Why, my soul, are you downcast?
Why so disturbed within me?
Put your hope in God,
for I will yet praise him,
my Savior and my God.
Why so disturbed within me?
Put your hope in God,
for I will yet praise him,
my Savior and my God.
Psalm 42:5
I have a friend who is struggling with overwhelming sadness...it is governing my friend's life to the point of interfering with daily living and appetite. Death of a loved one kicked my friend and getting up seems an impossibility at this point. I feel there's nothing I can do to help...so I pray.

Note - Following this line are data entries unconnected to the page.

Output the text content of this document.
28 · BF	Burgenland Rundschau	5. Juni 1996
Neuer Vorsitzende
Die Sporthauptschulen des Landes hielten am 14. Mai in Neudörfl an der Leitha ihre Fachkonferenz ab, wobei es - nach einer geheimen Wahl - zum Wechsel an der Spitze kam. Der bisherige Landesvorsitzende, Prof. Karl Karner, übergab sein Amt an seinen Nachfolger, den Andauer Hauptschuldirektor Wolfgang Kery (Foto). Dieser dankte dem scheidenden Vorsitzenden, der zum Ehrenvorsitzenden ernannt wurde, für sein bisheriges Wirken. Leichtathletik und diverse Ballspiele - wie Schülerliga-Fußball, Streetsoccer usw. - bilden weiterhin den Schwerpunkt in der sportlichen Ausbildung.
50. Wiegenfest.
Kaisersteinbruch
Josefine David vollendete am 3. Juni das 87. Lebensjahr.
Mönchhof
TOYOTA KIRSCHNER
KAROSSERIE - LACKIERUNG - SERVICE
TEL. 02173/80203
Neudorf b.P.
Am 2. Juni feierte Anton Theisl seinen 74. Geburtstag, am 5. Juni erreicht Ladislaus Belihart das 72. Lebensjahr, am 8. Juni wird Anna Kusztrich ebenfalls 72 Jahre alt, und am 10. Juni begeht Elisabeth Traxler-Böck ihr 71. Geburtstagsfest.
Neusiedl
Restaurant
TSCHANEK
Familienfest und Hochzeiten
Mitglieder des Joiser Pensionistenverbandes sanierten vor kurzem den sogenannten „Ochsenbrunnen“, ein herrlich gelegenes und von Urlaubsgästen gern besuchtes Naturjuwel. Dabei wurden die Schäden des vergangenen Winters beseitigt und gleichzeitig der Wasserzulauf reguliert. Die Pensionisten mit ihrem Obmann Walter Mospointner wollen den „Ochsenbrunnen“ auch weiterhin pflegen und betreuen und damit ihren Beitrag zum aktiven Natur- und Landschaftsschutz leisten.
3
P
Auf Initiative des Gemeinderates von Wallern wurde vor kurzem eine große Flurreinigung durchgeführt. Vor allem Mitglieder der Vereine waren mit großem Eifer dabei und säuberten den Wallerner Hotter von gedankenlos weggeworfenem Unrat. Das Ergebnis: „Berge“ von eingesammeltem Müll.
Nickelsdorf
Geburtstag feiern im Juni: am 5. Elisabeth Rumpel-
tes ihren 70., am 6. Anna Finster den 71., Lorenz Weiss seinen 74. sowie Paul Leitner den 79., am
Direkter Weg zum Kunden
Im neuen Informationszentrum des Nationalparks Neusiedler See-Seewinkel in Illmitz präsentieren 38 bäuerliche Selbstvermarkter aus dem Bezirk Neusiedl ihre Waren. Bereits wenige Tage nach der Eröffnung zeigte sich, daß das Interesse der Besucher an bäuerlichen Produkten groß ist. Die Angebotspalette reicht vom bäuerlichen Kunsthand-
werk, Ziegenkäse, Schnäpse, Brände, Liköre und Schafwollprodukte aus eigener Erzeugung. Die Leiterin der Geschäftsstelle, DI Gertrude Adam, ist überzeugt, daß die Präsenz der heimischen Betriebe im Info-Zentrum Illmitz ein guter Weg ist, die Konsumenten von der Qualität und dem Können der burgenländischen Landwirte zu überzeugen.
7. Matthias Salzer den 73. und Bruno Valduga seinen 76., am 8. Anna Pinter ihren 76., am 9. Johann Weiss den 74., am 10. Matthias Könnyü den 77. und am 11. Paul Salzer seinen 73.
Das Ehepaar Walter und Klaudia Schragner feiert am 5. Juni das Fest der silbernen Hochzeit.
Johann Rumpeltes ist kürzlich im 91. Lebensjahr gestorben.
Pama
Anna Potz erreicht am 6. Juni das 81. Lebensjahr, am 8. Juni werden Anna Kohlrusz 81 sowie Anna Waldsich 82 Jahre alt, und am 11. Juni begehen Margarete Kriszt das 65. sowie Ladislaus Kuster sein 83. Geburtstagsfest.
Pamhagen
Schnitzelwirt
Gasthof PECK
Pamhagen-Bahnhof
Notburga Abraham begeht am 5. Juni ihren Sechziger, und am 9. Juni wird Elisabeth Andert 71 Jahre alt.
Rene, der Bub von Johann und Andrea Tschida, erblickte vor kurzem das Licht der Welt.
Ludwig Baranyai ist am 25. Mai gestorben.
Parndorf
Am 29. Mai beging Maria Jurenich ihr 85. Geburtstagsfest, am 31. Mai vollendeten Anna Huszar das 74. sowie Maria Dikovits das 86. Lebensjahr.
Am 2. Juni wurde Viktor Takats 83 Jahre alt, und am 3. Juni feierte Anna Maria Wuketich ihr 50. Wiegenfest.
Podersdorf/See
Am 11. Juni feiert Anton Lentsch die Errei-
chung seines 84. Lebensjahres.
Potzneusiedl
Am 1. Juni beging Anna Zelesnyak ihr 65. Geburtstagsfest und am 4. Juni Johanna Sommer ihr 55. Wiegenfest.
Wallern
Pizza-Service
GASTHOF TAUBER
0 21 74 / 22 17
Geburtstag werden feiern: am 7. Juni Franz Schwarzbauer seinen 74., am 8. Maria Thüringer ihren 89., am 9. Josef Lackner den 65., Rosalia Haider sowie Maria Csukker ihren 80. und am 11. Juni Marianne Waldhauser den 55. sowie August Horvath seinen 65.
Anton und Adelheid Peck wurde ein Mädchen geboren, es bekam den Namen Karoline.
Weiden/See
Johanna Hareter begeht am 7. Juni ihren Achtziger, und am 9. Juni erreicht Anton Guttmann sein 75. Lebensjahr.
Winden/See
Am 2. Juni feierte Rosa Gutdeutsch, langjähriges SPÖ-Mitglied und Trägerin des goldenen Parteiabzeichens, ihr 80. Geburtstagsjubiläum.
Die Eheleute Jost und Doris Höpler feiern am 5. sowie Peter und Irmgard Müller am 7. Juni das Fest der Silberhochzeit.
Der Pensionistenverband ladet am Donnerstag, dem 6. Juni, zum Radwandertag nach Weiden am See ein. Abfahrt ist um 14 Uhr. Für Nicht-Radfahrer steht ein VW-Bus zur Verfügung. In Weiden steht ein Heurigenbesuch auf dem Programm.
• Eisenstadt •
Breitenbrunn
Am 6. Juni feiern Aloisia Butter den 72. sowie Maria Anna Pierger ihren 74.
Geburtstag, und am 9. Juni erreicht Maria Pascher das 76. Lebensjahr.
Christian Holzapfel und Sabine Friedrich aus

I've been there many times...in situations where there seems no way out; in financial difficulty; in dealing with personal sins; in the death of my Dad; in watching my mother die over a period of 18 years, bit by bit as she struggled with Alzheimer-like symptoms due to a series of small stokes--wishing God would just take her and wondering what use she was to Him anymore. I waded through menopausal symptoms that swept over me day by day until I felt that I should commit myself...or worse. Through these times I knew I should trust God completely and I cried out to Him incessantly and it seemed He had barred himself from me. Through the patience of my husband and family, I was able to emerge from each situation without losing my faith in the Great Healer..but it wasn't an easy process. Time does heal but it still hurts a lot. Through these times God had something for me to learn and I just had to find out what. Usually at the end of each "Sad Journey" He rewarded me with opportunities for service which I did willingly. No, I'm far from the perfect little Christian but I can say with confidence that God never left me. He just allowed me to see the pain so I could relate to others who were in greater pain than I.
As for my friend, I continue to pray for healing.
1 comment:
Thank you for your openness and honesty, Sally. Love you!